The global arm of St. Jude Children’s Research Hospital in Memphis is taking a leading role in placing cancer patients from Ukraine in hospitals across Europe. The effort may begin sending kids to the U.S. in the next two weeks.
St. Jude is acting as a bridge between Ukrainian hospitals evacuating patients to the border and a number of hospitals in Poland, Germany, Italy and soon Spain. The children are triaged through a clinic set up in Poland that has transferred roughly 400 kids being treated for cancer. But there are as many as 200 left in Ukraine, according to St. Jude leaders, and others may have escaped to other countries and may still need help.
“Europe certainly has capacity to take on the volume of patients that we’re seeing,” says Dr. Asya Agulnik, who leads St. Jude’s Eurasia program.
But soon hospitals willing to provide free care will be overloaded, especially for patients who need the most specialized care, says Dr. Carlos Rodriguez-Galindo, director of St. Jude Global.

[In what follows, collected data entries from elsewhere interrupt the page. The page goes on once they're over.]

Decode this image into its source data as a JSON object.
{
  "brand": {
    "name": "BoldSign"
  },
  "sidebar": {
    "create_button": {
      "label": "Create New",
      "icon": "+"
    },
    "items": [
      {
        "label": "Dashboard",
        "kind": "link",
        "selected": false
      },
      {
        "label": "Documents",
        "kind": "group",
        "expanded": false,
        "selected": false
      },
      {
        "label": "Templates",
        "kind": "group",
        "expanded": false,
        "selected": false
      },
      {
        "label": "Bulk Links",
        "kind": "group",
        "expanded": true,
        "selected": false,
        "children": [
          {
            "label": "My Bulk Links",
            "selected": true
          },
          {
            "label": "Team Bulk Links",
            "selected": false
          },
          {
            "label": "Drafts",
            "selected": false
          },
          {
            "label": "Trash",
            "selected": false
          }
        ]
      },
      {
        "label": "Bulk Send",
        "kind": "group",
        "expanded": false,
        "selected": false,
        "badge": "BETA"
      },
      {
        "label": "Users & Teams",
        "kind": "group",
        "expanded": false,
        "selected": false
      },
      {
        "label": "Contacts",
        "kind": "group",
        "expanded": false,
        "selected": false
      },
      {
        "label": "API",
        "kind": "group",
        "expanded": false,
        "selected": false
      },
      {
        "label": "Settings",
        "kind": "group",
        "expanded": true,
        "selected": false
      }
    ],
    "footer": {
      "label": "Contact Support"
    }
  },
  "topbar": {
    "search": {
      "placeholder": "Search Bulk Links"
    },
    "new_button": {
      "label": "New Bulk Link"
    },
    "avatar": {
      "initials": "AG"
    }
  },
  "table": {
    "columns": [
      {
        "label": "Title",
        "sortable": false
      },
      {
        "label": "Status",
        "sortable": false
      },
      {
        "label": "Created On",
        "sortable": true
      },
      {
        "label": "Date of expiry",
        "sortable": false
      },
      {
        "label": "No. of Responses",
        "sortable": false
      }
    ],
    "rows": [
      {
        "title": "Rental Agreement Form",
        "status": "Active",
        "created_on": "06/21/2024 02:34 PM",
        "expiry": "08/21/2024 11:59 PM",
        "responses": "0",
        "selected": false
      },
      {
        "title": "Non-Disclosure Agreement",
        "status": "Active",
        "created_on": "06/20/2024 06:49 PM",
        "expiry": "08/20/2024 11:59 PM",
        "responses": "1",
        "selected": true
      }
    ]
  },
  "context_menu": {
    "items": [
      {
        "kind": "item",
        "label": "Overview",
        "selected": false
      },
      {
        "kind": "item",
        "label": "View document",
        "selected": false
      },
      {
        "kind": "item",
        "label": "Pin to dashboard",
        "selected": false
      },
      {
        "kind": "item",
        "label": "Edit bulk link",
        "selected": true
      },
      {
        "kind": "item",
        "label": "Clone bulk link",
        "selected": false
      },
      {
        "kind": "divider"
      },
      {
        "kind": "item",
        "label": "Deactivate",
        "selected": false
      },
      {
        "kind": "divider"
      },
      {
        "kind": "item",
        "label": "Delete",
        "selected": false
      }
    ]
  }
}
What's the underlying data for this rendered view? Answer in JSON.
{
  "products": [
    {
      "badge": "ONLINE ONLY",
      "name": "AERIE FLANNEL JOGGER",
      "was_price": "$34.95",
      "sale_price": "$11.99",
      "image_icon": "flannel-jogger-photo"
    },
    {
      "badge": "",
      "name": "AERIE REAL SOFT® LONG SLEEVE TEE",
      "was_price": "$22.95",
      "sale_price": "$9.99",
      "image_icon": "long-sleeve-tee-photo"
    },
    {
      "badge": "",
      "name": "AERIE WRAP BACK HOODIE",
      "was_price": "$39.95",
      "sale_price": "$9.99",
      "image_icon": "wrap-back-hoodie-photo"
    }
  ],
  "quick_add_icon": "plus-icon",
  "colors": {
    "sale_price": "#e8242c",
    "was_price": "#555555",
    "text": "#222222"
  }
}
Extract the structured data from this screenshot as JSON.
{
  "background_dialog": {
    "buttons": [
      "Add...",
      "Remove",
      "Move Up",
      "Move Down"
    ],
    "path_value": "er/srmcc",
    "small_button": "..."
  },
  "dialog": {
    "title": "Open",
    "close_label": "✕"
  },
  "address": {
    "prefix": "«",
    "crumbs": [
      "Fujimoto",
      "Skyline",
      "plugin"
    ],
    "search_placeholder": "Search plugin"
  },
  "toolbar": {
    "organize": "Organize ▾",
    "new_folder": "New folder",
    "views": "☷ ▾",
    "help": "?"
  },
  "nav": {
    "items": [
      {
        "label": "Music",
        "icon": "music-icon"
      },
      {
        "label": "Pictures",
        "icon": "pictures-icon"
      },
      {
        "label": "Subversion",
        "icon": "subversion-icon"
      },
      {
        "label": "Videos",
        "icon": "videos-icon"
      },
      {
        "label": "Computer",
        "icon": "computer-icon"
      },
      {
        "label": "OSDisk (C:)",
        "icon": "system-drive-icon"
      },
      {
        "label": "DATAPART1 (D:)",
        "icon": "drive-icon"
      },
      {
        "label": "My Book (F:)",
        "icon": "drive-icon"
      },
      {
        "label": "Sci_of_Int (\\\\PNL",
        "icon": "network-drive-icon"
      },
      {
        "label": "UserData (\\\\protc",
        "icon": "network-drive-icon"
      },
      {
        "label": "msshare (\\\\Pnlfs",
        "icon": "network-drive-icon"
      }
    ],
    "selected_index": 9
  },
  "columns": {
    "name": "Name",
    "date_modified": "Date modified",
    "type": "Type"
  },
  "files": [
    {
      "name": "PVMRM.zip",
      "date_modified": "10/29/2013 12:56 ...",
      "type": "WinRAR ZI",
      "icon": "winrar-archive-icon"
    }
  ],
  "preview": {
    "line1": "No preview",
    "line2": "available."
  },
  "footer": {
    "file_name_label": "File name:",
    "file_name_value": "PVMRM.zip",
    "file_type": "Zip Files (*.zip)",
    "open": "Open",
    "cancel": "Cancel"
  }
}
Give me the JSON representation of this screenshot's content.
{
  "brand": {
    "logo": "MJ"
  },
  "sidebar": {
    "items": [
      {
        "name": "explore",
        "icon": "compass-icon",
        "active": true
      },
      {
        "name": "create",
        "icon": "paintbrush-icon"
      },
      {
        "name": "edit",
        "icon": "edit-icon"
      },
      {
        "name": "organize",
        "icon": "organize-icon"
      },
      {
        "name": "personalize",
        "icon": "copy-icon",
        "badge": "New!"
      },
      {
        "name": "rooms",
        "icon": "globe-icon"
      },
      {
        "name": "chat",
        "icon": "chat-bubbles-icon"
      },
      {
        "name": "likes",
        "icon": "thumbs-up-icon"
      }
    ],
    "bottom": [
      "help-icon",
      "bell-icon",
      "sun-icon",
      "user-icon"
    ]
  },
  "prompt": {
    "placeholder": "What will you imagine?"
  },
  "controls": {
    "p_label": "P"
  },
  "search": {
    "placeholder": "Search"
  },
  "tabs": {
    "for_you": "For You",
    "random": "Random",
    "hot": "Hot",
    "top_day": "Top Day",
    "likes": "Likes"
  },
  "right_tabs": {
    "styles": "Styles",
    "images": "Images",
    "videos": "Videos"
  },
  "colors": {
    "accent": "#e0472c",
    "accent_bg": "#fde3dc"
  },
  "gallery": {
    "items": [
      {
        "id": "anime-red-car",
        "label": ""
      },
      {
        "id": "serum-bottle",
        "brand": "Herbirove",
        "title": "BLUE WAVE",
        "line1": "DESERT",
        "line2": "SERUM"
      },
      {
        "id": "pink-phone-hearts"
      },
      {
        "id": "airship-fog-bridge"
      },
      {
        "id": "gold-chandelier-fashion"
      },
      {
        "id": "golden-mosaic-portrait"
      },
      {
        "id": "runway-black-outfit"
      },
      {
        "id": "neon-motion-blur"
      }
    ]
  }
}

“So we’re trying to put together — similar to what we’ve done in Europe — a good coordinated plan, bringing institutions that are willing, able, capable of accepting these patients, and then creating a joint effort,” he tells WPLN News.
St. Jude in Memphis is making space in its own hospital for 20 to 25 children and organizers expect many other North American children’s hospitals will volunteer to accept patients.
But keeping kids closer to home remains the preference.
“We feel like the safest route right now is to stabilize these patients and keep them in Europe,” Rodriguez-Galindo says, noting that many of the children are traveling only with their mothers since their fathers were required to stay in Ukraine to help the war effort. “It’s in proximity to their country, their families.”